While the bridging of the Tasman is in the news with calls for a single border, the effects of closer relations can already be seen in a call for IT services to a planned joint New Zealand-Australian regulatory body.

While the bridging of the Tasman is in the news with calls for a single border, the effects of closer relations can already be seen in a call for IT services to a planned joint New Zealand-Australian regulatory body.

New Zealand’s MedSafe and its Australian counterpart, the Therapeutic Goods Administration, have issued a joint call for expressions of interest in providing desktop and related IT services to a new trans-Tasman body that will come into existence in July 2005. The body will create the regulatory framework and legislation covering therapeutic products in both countries.

The IT services the new body will need include desktop support, LAN and WAN services and, potentially, supporting midrange servers.

Maintaining software licences for Microsoft, Oracle and Lotus Notes/Domino applications is a requirement and related back-up and business continuity is also needed.

Antivirus measures, asset management and IT consulting services are on the cards, and under the heading of “potential services” are listed midrange server support, database administration, Active Directory management, fax servers and videoconferencing services.

The legal basis for merging the two entities is a treaty signed in December by New Zealand and Australia committing them to adopt a joint scheme for the regulation of therapeutic products.

Existing IT services to the two organisations will be continued until the chosen provider to the new body takes up the contract. Tender documents express a preference for a single “prime contractor” and note that “a ‘clean break’ from the Australian and New Zealand parent organisations with respect to commercial and inhouse provision of IT services and support is envisaged”.

The two entities work across six sites and eight different organisations collectively provide IT support and services to the two bodies. Working with those providers on the transition is also a requirement of the tender.

Most equipment is leased and some is CSE (commonwealth supplied equipment), ie, gear in use at present, which the successful bidder will be able to use free of charge.

Among the CSE are some desktops, laptops, midrange servers, software licences, two computer rooms and telecomms links, including a Canberra-Wellington 512kbit/s ATM service.

Gen-i chief executive Garth Biggs says the challenges of providing a trans-Tasman IT service are little different to providing a nationwide one. Gen-i isn't involved in the tender and Biggs, speaking in general terms, not in reference to the tender, says the only issue with providing service to a client that operates on both sides of the Tasman is to make sure "you only have one customer - you'd be looking for clear evidence of governance and a single decision maker”.

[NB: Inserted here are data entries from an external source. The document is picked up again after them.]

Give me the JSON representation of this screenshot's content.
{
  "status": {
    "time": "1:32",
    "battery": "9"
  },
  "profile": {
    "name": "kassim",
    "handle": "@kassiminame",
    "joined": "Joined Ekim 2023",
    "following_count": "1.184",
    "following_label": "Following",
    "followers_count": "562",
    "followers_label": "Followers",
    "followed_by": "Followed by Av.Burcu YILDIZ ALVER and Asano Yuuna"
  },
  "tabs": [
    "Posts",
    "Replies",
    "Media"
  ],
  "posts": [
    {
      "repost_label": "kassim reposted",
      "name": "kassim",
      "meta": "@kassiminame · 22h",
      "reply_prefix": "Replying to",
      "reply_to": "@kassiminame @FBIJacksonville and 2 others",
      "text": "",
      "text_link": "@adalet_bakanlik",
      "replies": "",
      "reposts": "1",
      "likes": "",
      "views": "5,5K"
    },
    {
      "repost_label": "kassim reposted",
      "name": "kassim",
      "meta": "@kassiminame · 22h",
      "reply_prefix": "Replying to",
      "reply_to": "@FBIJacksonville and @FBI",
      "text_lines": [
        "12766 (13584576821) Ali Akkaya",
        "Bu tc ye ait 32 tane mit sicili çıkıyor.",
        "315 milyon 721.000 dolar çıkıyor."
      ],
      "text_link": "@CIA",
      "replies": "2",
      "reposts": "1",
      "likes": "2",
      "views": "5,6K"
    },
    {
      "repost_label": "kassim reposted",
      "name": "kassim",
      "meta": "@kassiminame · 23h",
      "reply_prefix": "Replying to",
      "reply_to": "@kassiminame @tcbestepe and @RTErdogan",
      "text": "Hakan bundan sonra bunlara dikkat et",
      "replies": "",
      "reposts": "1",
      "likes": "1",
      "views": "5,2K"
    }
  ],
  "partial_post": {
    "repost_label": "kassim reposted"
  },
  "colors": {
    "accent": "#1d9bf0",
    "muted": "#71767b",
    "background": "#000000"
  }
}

Chief executive of Gen-i Australia, Tim Ward, says that when servicing trans-Tasman clients, "the time and effort to understand the unique needs of a client's business in each location requires a strong focus and investment in relationships and basic operational questions, such as transfer pricing models, need to be addressed”.

Gen-i has trans-Tasman clients in the insurance, travel and manufacturing industries and it was a contractor to Ansett in Australia and New Zealand before the airline's collapse.